- PERANG biasanya identik dengan kebencian, darah, dan kematian. Tapi "Perang Topat" di Lombok, Nusa Tenggara Barat, justru menjadi simbol persaudaran dan kebersamaan antar umat Islam dan Hindu di sana.
Bentuk Perang Topat Lombok Barat |
Iring-iringan perempuan membawa ribuan topat atau ketupat sebelum perang topat dimulai. Topat-topat ini yang menjadi amunisi dalam perang topat di Lombok.". Setelah isyarat perangpun dimulai, dua kelompok itu pun mulai saling lempar. Suasana makin hiruk-pikuk, mereka berlarian menghindari lemparan lawan, lalu megambil posisi untuk kembali melempar lawan. Perang biasanya identik dengan kemarahan dan kekerasan berupa bentrok fisik antara dua pihak yang bersengketa.
Tapi perang topat di Lombok yang melibatkan ratusan masyarakat berbeda agama ini, justru jauh dari kesan menakutkan dan penuh kebencian. Sebaliknya, tradisi yang dilaksanakan turun temurun selama ratusan tahun di Desa Lingsar, Kecamatan Lingsar, Lombok Barat, itu justru memperkokoh kerukunan antara umat Muslim dan umat Hindu di sana .
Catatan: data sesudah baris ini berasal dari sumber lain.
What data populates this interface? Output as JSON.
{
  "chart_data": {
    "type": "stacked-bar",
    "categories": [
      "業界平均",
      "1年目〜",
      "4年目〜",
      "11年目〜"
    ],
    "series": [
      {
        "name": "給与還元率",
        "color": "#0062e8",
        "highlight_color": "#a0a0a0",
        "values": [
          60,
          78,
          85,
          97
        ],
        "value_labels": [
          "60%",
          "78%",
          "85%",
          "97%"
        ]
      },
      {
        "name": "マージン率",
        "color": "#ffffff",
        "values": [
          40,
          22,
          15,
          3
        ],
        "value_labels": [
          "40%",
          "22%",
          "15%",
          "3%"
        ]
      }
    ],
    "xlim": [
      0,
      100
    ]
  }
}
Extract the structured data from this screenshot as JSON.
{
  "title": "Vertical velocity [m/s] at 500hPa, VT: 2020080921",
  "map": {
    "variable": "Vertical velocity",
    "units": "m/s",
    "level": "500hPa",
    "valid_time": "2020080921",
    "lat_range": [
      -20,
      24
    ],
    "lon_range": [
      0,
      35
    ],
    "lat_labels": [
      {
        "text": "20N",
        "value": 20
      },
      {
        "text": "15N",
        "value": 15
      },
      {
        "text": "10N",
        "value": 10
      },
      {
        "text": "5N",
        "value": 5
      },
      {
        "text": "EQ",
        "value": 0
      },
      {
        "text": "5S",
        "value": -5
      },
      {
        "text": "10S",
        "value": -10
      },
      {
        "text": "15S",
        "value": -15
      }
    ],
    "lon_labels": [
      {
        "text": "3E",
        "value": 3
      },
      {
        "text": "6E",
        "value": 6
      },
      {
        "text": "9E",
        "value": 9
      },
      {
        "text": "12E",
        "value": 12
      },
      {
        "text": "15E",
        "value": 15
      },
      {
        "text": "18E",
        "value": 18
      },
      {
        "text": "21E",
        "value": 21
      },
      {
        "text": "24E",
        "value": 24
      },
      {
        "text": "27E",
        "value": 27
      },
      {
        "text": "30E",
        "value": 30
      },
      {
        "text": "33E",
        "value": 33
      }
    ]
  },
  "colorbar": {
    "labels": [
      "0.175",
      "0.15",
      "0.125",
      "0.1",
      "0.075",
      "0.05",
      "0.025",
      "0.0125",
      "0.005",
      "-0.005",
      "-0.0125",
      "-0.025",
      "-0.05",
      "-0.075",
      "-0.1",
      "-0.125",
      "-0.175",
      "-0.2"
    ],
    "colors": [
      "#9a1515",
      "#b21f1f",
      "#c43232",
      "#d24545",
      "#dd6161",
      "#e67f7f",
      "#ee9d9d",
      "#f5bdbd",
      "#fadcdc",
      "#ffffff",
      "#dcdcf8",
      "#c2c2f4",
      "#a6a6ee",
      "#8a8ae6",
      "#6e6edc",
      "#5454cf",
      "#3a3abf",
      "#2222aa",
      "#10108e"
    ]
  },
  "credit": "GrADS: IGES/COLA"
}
Perang dimulai semenjak pukul 17.00 Wita, atau disebut rarak kembang waru (Waktunya gugur daun pohon waru di sore hari). Masyarakat percaya ketupat yang dipakai untuk saling lempar bisa membawa berkah. Usai perang, mereka akan berebutan membawa pulang ketupat sisa perang, untuk ditaburkan di sawah bagi para petani semoga subur, bisa juga ditaruh di daerah dagangan bagi para pedagang semoga laris. “Sejak leluhur, turun temurun selalu melaksanakan tradisi ini. Biasanya habis panen raya, sebagai ungkapan syukur kepada Tuhan dan juga berharap semoga isu terkini tanam ini menerima kesuburan. Ini juga mempererat hubungan sosial dengan sobat Hindu.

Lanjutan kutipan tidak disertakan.